Conditional Inactivation of the Proto-Oncogene Pokemon Results in Block of Differentiation in Multiple Hematopoietic Lineages.

We recently reported a role of the POK transcription factor Pokemon in oncogenesis (Nature. 433, 278–85). To elucidate its function in fetal and adult hematopoiesis, we studied the hematopoiesis in Pokemon knockout mice (Pokemon^−/−) and the conditional knockout mutants (Pokemon^flox/flox) respectively. We generated the Pokemon^{flox/floxMx−1cre+} mice, in which Exon 2 of the Pokemon genomic locus can be excised in vivo upon pIpC (polyinosinic-polycytidylic ribonucleic acid) injections.

<Erythroid> Pokemon^−/− mice died around 16.5 d.p.c due to severe anemia. Flow cytometric analyses (FACS) revealed a significant decrease of mature erythroblasts and profound increase of AnnexinV positive apoptotic TER119⁺CD71⁺ cells. Pokemon is therefore indispensable for definitive erythropoiesis by blocking apoptosis in late differentiation stage. Since the loss of the tumor suppressor Arf reverted the senescence phenotype of Pokemon^−/− MEFs, we next examined whether the loss of Arf rescues the anemia phenotype of Pokemon^−/− mice. Although Arf mRNA level is elevated in Pokemon^−/− TER119⁺CD71⁺ erythroblasts, Pokemon^−/−Arf^−/− embryos were also lethal due to anemia, which indicates that the apoptosis is caused by Arf independent mechanism.
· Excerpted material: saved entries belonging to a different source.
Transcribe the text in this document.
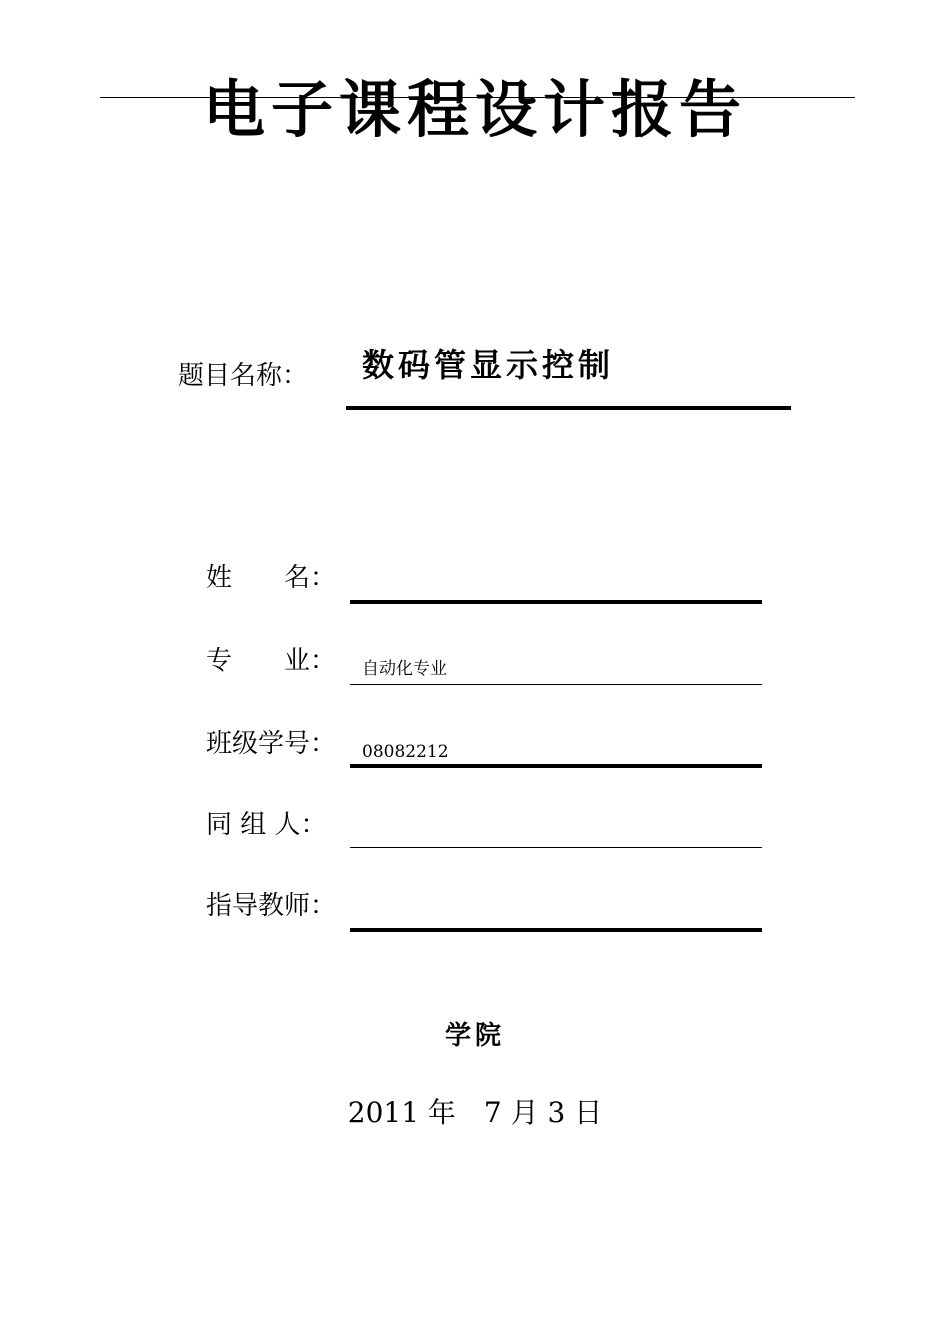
电子课程设计报告
题目名称： 数码管显示控制
姓　　名：
专　　业： 自动化专业
班级学号： 08082212
同 组 人：
指导教师：
学院
2011 年　7 月 3 日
Conditional inactivation of Pokemon upon pIpC injections in adult mice resulted in macrocytic anemia. FACS analyses of BM and spleen demonstrated a significant decrease of TER119SP cells. Spleen weights of Pokemon^{flox/floxMx−1cre+} mice were three times more than those of control mice due to the compensatory expansion of TER119⁺CD71⁺ cells.
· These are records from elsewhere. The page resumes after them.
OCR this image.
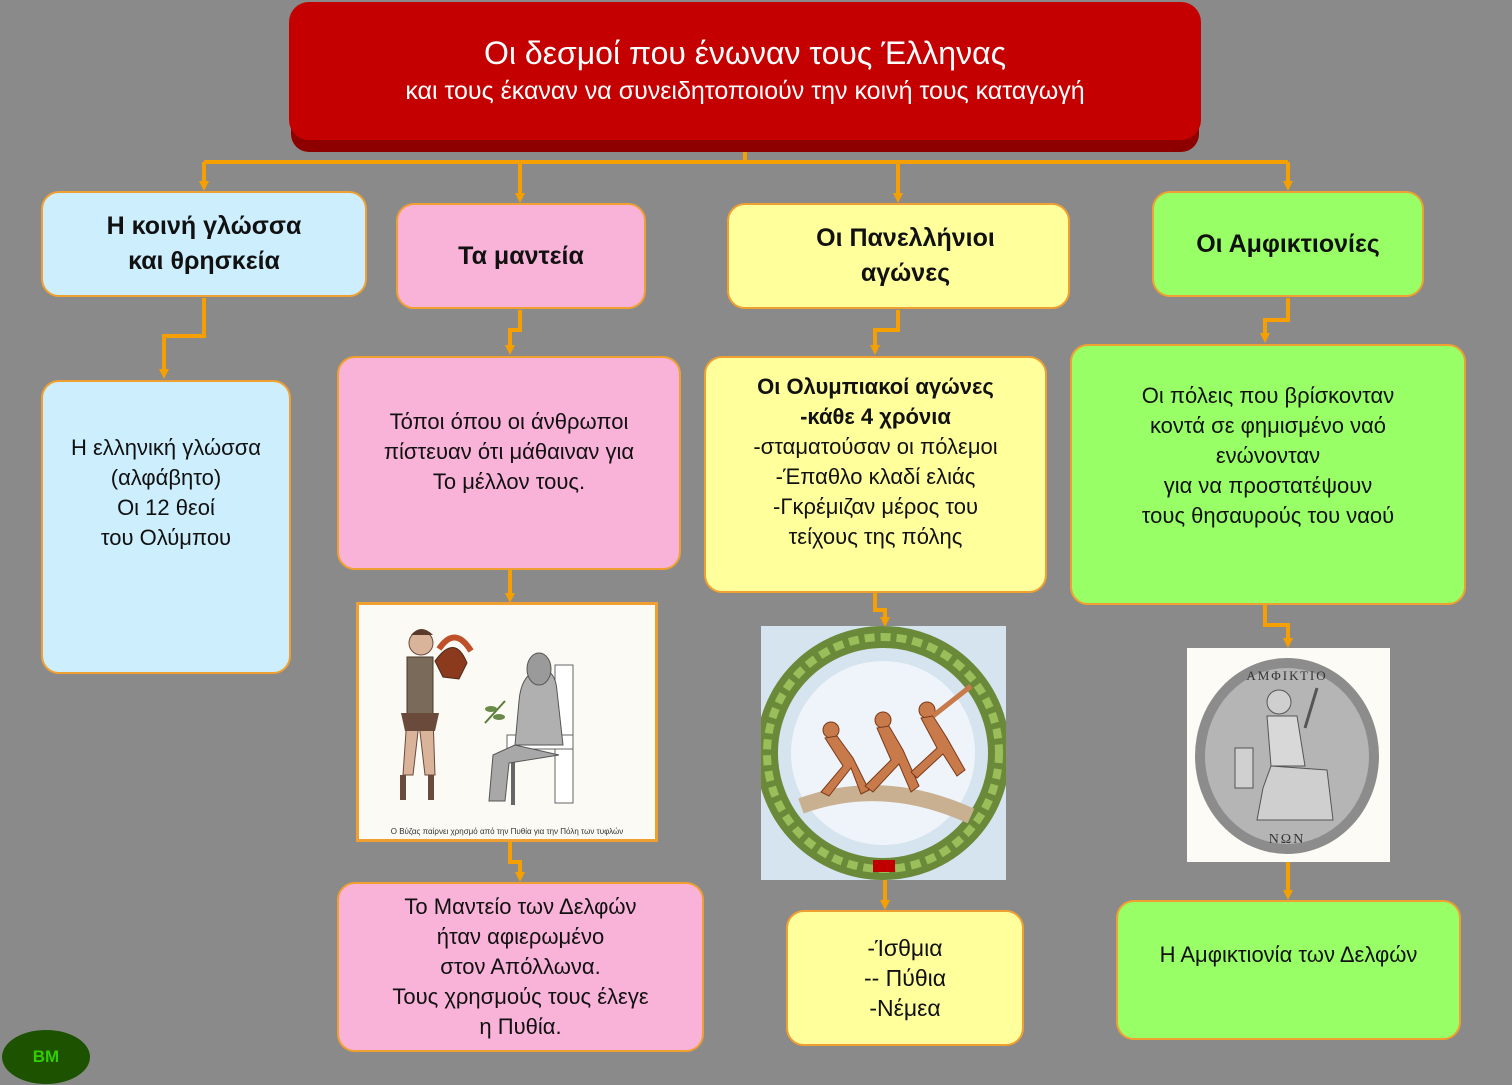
Οι δεσμοί που ένωναν τους Έλληνας
και τους έκαναν να συνειδητοποιούν την κοινή τους καταγωγή
Η κοινή γλώσσα
και θρησκεία
Η ελληνική γλώσσα
(αλφάβητο)
Οι 12 θεοί
του Ολύμπου
Τα μαντεία
Τόποι όπου οι άνθρωποι
πίστευαν ότι μάθαιναν για
Το μέλλον τους.
Ο Βύζας παίρνει χρησμό από την Πυθία για την Πόλη των τυφλών
Το Μαντείο των Δελφών
ήταν αφιερωμένο
στον Απόλλωνα.
Τους χρησμούς τους έλεγε
η Πυθία.
Οι Πανελλήνιοι
αγώνες
Οι Ολυμπιακοί αγώνες
-κάθε 4 χρόνια
-σταματούσαν οι πόλεμοι
-Έπαθλο κλαδί ελιάς
-Γκρέμιζαν μέρος του
τείχους της πόλης
-Ίσθμια
-- Πύθια
-Νέμεα
Οι Αμφικτιονίες
Οι πόλεις που βρίσκονταν
κοντά σε φημισμένο ναό
ενώνονταν
για να προστατέψουν
τους θησαυρούς του ναού
ΑΜΦΙΚΤΙΟ
ΝΩΝ
Η Αμφικτιονία των Δελφών
BM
<Lymphoid> Conditional inactivation of Pokemon in adult mice also resulted in a significant decrease of B220⁺ B lymphocytes in peripheral blood (PB). Furthermore, total B220⁺ splenocytes were severely decreased and immunohistochemical analyses of spleens displayed the lack of mature germinal center formations. The proB cells were barely detectable, while PreProB cells were accumulated in Pokemon^{flox/floxMx−1cre+} mice BM. We therefore concluded that Pokemon plays a key role in early B cell development, especially at the transition stage from PreProB to ProB cells. Regarding T lymphocytes, the numbers of CD4/8 SP cells in Pokemon^{flox/floxMx−1cre+} PB were similar to those of control mice. No major immuno-phenotypical differences were observed in thymocytes.
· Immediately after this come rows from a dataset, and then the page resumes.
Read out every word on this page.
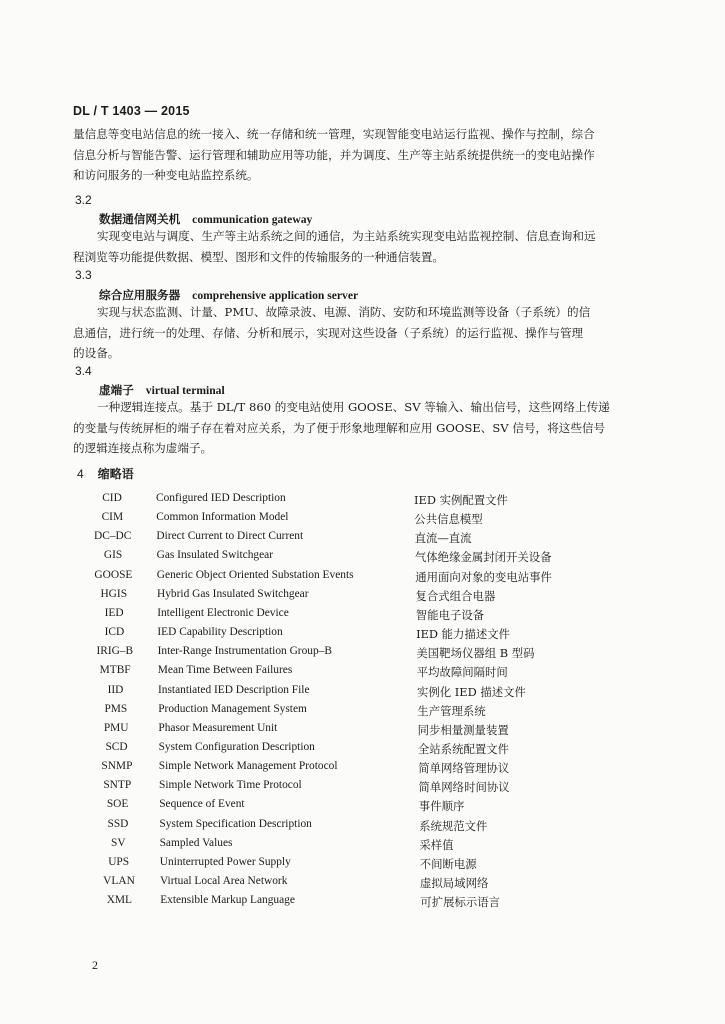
DL / T 1403 — 2015
量信息等变电站信息的统一接入、统一存储和统一管理，实现智能变电站运行监视、操作与控制，综合
信息分析与智能告警、运行管理和辅助应用等功能，并为调度、生产等主站系统提供统一的变电站操作
和访问服务的一种变电站监控系统。
3.2
数据通信网关机 communication gateway
实现变电站与调度、生产等主站系统之间的通信，为主站系统实现变电站监视控制、信息查询和远
程浏览等功能提供数据、模型、图形和文件的传输服务的一种通信装置。
3.3
综合应用服务器 comprehensive application server
实现与状态监测、计量、PMU、故障录波、电源、消防、安防和环境监测等设备（子系统）的信
息通信，进行统一的处理、存储、分析和展示，实现对这些设备（子系统）的运行监视、操作与管理
的设备。
3.4
虚端子 virtual terminal
一种逻辑连接点。基于 DL/T 860 的变电站使用 GOOSE、SV 等输入、输出信号，这些网络上传递
的变量与传统屏柜的端子存在着对应关系，为了便于形象地理解和应用 GOOSE、SV 信号，将这些信号
的逻辑连接点称为虚端子。
4 缩略语
CID	Configured IED Description	IED 实例配置文件
CIM	Common Information Model	公共信息模型
DC–DC	Direct Current to Direct Current	直流—直流
GIS	Gas Insulated Switchgear	气体绝缘金属封闭开关设备
GOOSE	Generic Object Oriented Substation Events	通用面向对象的变电站事件
HGIS	Hybrid Gas Insulated Switchgear	复合式组合电器
IED	Intelligent Electronic Device	智能电子设备
ICD	IED Capability Description	IED 能力描述文件
IRIG–B	Inter-Range Instrumentation Group–B	美国靶场仪器组 B 型码
MTBF	Mean Time Between Failures	平均故障间隔时间
IID	Instantiated IED Description File	实例化 IED 描述文件
PMS	Production Management System	生产管理系统
PMU	Phasor Measurement Unit	同步相量测量装置
SCD	System Configuration Description	全站系统配置文件
SNMP	Simple Network Management Protocol	简单网络管理协议
SNTP	Simple Network Time Protocol	简单网络时间协议
SOE	Sequence of Event	事件顺序
SSD	System Specification Description	系统规范文件
SV	Sampled Values	采样值
UPS	Uninterrupted Power Supply	不间断电源
VLAN	Virtual Local Area Network	虚拟局域网络
XML	Extensible Markup Language	可扩展标示语言
2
<Myeloid> Two months after pIpC injections, Pokemon^{flox/floxMx−1cre+} mice displayed a moderate decrease of Gr1⁺Mac1⁺ myeloid lineage cells in PB and BM. However, in vitro colony forming assays, taking advantage of hematopoietic stem cells from Pokemon^{flox/floxMx−1cre+} mice, displayed a clear block of differentiation at the promyelocyte stage in CFU-GM. Furthermore, FACS analyses of progenitor populations showed the decrease of GMPs (granulocyte/macrophage progenitors) in Pokemon^{flox/floxMx−1cre+} mice.

<Conclusion> Our result indicates that the proto-oncogene Pokemon is a master regulator of both fetal and adult hematopoiesis. To further elucidate the mechanism, GeneChip microarray analyses were performed utilizing the RNA prepared from the flow-sorted TER119⁻CD71⁺ 12.5 d.p.c FL erythroblasts. Candidate target genes were found and the results were also confirmed by real-time PCR. The details of possible target genes will be discussed further at the meeting.